The difference between observation TYPE and QUANTITY
Since DART is designed to assimilate data from any data source into any model, the assimilation algorithms need a way to define how observational data sources relate to model state variables.
DART does this by defining a single generic observation QUANTITY, such as zonal wind, and mapping many specific observation TYPEs, corresponding to source observations, to the single QUANTITY.
For example, QuikSCAT and radiosondes are both capable of measuring zonal wind. DART defines two observation TYPEs:
QKSWND_U_WIND_COMPONENTfor the QuikSCAT observations of zonal wind
RADIOSONDE_U_WIND_COMPONENTfor the radiosonde observations of zonal wind
and relates both of these TYPES to a single QUANTITY: QTY_U_WIND_COMPONENT.

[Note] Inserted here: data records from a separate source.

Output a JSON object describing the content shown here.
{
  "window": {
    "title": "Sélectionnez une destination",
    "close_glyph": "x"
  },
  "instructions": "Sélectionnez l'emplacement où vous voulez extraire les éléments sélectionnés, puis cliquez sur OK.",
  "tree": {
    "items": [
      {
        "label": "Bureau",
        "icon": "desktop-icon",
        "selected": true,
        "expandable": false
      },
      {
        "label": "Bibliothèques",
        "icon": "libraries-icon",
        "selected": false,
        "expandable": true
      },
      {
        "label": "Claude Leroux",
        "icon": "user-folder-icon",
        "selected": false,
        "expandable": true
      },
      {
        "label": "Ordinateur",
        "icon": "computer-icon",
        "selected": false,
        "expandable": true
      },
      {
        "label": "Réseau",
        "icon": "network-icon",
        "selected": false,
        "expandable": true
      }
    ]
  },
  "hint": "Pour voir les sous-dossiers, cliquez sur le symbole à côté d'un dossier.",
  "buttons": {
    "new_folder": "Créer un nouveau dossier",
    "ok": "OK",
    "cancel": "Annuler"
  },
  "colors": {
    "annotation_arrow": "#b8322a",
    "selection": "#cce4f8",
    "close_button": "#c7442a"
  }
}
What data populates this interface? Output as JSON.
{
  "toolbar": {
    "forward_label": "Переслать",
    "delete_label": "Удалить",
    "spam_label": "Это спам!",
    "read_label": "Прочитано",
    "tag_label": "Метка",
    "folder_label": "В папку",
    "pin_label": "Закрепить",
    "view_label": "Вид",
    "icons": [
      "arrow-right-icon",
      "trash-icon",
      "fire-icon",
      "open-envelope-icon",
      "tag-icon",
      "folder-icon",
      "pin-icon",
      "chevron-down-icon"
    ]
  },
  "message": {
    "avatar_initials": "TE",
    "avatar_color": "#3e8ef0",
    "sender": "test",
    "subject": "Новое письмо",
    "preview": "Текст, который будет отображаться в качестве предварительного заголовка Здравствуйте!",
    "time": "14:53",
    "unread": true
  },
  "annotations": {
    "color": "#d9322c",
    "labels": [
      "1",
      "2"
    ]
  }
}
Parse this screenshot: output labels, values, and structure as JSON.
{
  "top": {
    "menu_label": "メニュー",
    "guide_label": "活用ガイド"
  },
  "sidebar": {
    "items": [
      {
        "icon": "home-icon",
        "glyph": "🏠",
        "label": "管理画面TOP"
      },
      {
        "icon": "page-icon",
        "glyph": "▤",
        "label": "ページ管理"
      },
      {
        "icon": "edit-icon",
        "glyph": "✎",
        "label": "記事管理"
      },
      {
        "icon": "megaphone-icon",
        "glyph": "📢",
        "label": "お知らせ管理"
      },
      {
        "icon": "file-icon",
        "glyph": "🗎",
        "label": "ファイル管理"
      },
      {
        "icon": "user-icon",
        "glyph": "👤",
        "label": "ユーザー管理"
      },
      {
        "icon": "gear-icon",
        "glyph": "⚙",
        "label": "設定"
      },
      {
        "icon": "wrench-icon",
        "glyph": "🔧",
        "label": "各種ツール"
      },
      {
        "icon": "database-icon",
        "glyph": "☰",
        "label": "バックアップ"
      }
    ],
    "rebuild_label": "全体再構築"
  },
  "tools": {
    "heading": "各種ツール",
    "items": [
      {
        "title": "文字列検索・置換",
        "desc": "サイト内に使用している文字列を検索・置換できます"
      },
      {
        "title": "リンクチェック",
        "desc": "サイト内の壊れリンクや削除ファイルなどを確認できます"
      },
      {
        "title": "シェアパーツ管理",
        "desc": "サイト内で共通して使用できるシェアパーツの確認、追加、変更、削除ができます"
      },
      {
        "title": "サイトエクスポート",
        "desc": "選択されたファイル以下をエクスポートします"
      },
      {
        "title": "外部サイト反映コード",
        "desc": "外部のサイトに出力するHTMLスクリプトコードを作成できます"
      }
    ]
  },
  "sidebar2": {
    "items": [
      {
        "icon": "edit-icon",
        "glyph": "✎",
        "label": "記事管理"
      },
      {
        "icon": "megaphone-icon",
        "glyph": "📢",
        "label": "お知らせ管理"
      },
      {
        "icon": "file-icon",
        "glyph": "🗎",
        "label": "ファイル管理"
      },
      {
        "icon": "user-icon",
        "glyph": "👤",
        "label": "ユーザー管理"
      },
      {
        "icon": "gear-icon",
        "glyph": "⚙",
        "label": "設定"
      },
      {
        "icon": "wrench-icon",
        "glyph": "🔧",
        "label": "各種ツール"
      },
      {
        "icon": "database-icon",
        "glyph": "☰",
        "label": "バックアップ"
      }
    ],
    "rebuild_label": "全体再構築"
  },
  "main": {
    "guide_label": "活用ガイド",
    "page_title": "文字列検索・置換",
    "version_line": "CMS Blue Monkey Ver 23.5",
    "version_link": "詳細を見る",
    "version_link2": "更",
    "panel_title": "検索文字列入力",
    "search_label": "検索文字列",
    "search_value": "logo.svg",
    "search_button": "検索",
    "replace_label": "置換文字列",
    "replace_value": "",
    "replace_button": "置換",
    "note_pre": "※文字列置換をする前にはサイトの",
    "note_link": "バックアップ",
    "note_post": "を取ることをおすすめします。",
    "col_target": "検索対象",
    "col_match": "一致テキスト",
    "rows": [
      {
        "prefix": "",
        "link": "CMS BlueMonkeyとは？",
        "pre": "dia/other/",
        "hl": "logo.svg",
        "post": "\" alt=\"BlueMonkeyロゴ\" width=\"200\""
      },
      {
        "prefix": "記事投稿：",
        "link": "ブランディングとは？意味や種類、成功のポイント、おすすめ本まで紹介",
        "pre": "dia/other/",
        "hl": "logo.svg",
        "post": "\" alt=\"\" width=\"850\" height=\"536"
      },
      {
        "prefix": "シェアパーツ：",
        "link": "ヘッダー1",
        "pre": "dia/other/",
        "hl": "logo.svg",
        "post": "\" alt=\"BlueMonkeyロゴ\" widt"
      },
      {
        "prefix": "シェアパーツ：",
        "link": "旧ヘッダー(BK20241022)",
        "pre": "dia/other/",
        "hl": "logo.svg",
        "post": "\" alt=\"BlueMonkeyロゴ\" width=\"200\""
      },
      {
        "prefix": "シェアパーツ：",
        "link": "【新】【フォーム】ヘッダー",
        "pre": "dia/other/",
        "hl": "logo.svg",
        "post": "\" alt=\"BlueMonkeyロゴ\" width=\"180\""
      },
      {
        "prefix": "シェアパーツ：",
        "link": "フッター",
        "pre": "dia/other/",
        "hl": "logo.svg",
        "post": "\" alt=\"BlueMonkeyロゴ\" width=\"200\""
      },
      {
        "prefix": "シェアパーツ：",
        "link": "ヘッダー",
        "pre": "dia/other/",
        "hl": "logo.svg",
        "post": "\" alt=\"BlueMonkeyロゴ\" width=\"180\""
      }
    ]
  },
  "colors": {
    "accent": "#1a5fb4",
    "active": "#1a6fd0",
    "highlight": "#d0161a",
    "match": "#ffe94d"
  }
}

Thus TYPE and QUANTITY have a many-to-one relationship. This distinction enables you to assimilate or evaluate observation platforms independently of one another with a single observation sequence file; reducing the possibility of error.
The forward observation operators are implemented based on observation QUANTITY. When requested, the model generates a QTY_U_WIND_COMPONENT, it doesn’t need to know that it will be compared to an observation from QuikSCAT or one from a radiosonde.
It is usually scientifically very interesting to be able to compare the assimilations one TYPE of observation verus another. An observation sequence file can have many types of observations. DART has the capability to assimilate (or evaluate) any combination of observation types without getting bogged down in dataset management. The same observation sequence can be used for experiments that include or exclude certain observation types. This procedure can ensure that you are actually performing the experiment that you think you are performing.